Machine Learning as a Video Filter

Machine learning has a lot of possibilities in almost any software moving forward. You could use it to learn your preferences in apps, to train an AI how to understand your voice, and there are a lot of clever things you can do when dealing with imagery.

I started looking into using machine learning as a video filtering tool.

There is a good rundown and sample code here: which is what I used for this session. This page says that it requires Linux, but you can use it in either Windows or macOS. You need a CUDA-capable processor, which is most recent NVIDIA video cards. If you’ve been experimenting with VR, you likely have a compatible video card.

The basic premise of my usage of pix2pix was to give the algorithm frames from video to compare, to have that made into a “model” which is like a list of rules, and to then give it fresh images to run those rules on. ie, compare frame 1 of video to what has changed in frame 2 of that same video, do that for the rest of the frames in the video (2>3, 3>4, and so on), once they’ve all been looked at, use what was learned to do the same things that changed from 1>2 to your new image.

All that appears to have happened in this case to all of my attempts is that the new video has been given some of the stripe artifacts from my import of this analog video, and some glitching appropriate for a black metal music video. Subtle, and probably not too useful so far.

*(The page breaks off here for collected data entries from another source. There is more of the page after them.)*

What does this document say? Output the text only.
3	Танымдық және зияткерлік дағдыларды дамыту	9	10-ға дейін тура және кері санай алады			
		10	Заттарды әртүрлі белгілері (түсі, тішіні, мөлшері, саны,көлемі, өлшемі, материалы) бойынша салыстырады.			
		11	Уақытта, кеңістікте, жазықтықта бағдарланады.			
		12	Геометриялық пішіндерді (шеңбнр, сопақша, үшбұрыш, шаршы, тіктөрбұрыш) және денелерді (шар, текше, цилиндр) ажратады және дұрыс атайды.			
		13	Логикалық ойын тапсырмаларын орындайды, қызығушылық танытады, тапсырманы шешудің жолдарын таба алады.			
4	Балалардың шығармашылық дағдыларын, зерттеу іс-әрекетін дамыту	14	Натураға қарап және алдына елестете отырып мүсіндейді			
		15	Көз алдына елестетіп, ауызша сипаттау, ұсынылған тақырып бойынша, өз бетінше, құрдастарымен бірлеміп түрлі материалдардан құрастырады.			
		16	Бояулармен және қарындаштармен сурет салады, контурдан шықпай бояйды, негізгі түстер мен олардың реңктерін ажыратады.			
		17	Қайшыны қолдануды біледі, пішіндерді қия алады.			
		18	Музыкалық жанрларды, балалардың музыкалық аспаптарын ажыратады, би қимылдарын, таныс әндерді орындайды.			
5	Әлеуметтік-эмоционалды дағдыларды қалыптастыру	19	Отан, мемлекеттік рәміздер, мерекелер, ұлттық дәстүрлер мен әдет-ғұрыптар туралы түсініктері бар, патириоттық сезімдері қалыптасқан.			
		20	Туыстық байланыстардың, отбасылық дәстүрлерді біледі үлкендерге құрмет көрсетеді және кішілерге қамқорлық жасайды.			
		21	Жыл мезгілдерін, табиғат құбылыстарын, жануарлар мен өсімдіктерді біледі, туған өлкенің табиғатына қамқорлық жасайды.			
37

I need to look into this more. The sample code I was using has a lot of extra pieces attached in order to save out a web gallery of what you converted, which I don’t need, and has some image conversion going on in order to put someone’s random images into a format that would show better results. Since I know how to get the images into the format and sizing that I want, and don’t want a web site of my results, I’m working on stripping all of that out.